A few weeks ago, I outed myself for having created a male-centric photo-book review column. Rather than embracing the gender bias, I sought to rectify the problem, good feminist that I am. (My wife went to Vassar and Smith, so my credentials are solid.) So of course, this week, just to keep you guessing, I’m offering up a week of guy books. Most men, as we all know, like cars, sports, and blowing stuff up. With that in mind…
“The New Cars 1964” is a blue, hard cover book by Lee Friedlander, recently released by Fraenkel Gallery in San Francisco. (Not content to merely put on exhibitions, those guys are a serious publishing house as well.) In our aerodynamic present, where a Hyundai can look like a Mercedes, and Nissan commercials mock the Chevy Volt for having a gas tank, it’s hard to imagine anyone bragging on a new gas-guzzler with a bitchin’ set of shark fins. Big, heavy, lumbering behemoths from Detroit are a part of our nation’s history, not the present. Which is what makes this book so much fun. It’s just straight up vintage. Apparently, Mr. Friedlander was commissioned by Harper’s Bazaar to photograph the secret new 1964 models, and he did it in a style to which we’ve since become accustomed. The photographs, not exactly glamorous advertisements, were rejected, and sat in a box until very recently. The images are busy, witty, and headache-inducing, as we might expect. It’s a cool opportunity to see a bit of Americana, timestamped in (mostly) Motown circa 1963.
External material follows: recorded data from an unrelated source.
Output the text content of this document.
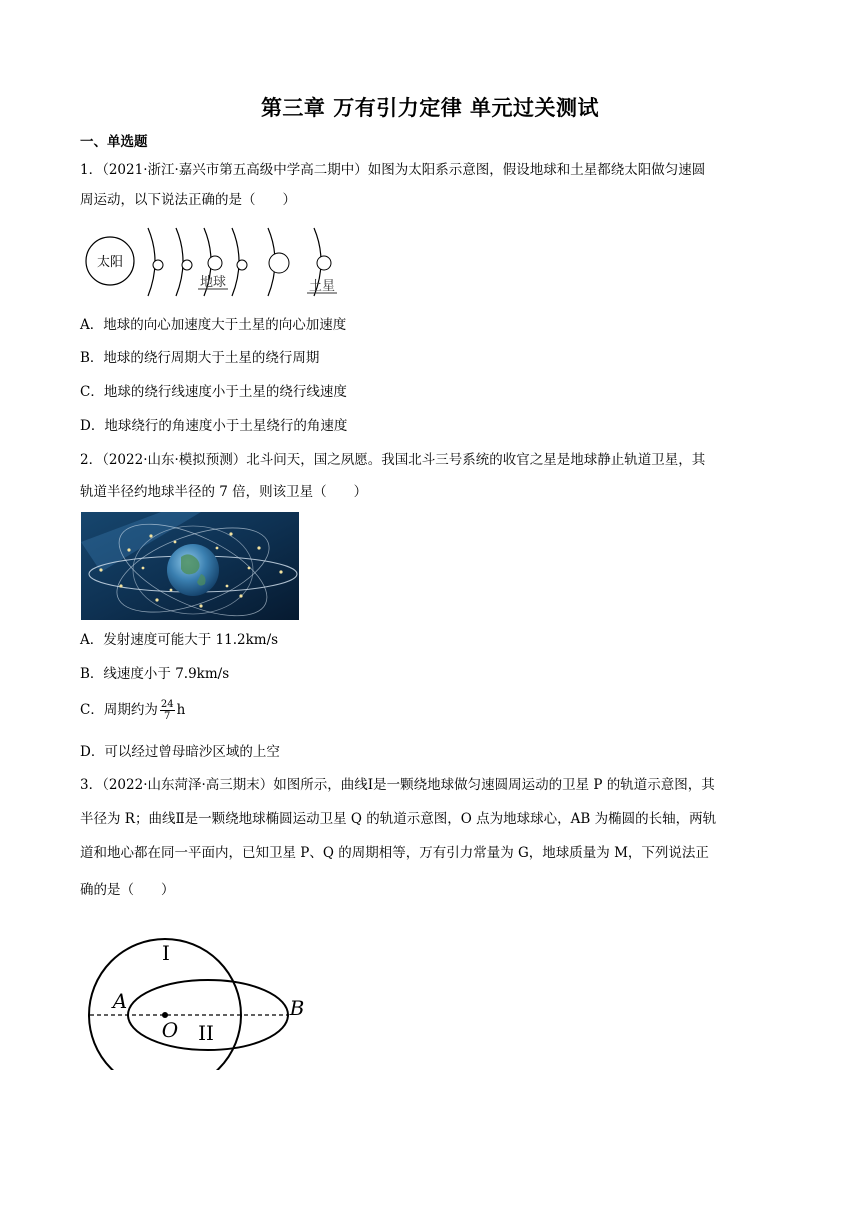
第三章 万有引力定律 单元过关测试
一、单选题
1．（2021·浙江·嘉兴市第五高级中学高二期中）如图为太阳系示意图，假设地球和土星都绕太阳做匀速圆
周运动，以下说法正确的是（　　）
太阳
地球	土星
A．地球的向心加速度大于土星的向心加速度
B．地球的绕行周期大于土星的绕行周期
C．地球的绕行线速度小于土星的绕行线速度
D．地球绕行的角速度小于土星绕行的角速度
2．（2022·山东·模拟预测）北斗问天，国之夙愿。我国北斗三号系统的收官之星是地球静止轨道卫星，其
轨道半径约地球半径的 7 倍，则该卫星（　　）
A．发射速度可能大于 11.2km/s
B．线速度小于 7.9km/s
C．周期约为 $\frac{24}{7}$ h
D．可以经过曾母暗沙区域的上空
3．（2022·山东菏泽·高三期末）如图所示，曲线Ⅰ是一颗绕地球做匀速圆周运动的卫星 P 的轨道示意图，其
半径为 R；曲线Ⅱ是一颗绕地球椭圆运动卫星 Q 的轨道示意图，O 点为地球球心，AB 为椭圆的长轴，两轨
道和地心都在同一平面内，已知卫星 P、Q 的周期相等，万有引力常量为 G，地球质量为 M，下列说法正
确的是（　　）
I
II
A	B
O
Bottom Line: Never-before-seen vintage work
“Weird Sports” is a smooth, hard cover monograph by Sol Neelman, recently published by Keher Verlag in Germany. Does the title give away the content? You bet it does. This is not a book that will make you feel like you are boning up on brain cells in a quest to cure cancer. It will, however, make you chuckle, and develop an appreciation for the absurd and countless ways people choose to amuse themselves. If you were to sit down, get stoned, and write a list of the silliest things that anyone could invent and call a sport, you probably wouldn’t be as creative as the lunatics that Mr. Neelman found in his global quest. Doubt me? Here are some examples: Extreme Pencil Fighting, Lingerie Football, Mutton Busting, Live Monster Wrestling, Head Pulling, and Cardboard Tube Fighting. Obviously, there are some less ridiculous offerings in this book, but it’s a terrific collection of images, and must have required a hefty travel budget. Between Mr. Neelman’s wit, well-constructed compositions, and facility with color, I find it hard to believe that anyone wouldn’t enjoy “Weird Sports.” (Though I’m sure you’ll let me know if I’m wrong.)
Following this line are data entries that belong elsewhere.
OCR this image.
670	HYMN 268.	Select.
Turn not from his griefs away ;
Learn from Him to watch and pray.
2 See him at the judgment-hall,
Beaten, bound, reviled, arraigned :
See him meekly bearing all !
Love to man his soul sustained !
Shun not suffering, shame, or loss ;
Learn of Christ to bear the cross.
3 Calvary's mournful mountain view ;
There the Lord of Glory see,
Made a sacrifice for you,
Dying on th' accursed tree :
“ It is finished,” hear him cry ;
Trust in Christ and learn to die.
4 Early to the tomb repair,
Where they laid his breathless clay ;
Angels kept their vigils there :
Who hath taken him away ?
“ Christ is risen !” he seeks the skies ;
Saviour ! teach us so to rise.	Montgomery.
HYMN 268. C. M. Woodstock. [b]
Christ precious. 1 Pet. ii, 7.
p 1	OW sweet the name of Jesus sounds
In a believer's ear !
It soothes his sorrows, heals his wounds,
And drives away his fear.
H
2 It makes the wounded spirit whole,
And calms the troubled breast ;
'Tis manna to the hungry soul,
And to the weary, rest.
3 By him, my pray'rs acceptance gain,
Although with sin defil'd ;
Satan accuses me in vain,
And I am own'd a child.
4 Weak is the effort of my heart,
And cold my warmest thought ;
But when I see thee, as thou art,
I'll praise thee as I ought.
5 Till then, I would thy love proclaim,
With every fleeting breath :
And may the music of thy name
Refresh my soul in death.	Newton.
Bottom Line: Hilariously human
Though I joked about mens’ love of blowing shit up, and my tone thus far has been breezy, there’s nothing funny about “Antipersonnel,” a new hard cover monograph by Raphaël Dallaporta. This edition was published by the Musée de L’Élysée in Lausanne and Éditions Xavier Barral, though I believe there was an edition of this project previously released. The book contains a suite of stark images of land mines, shot straight up, in studio, against a black background. Killing machines, decontextualized. Each image is paired with a text page that gives the code, country of origin, size and a description for each bomb. It’s a dry, categorical approach to looking closely at a messy, destructive, borderline evil subject matter. The viewer supplies the emotion through our imagination, as we mentally project the screams and shrieks that each model has no doubt produced. The project was supported by Amnesty International, and it’s easy to understand why.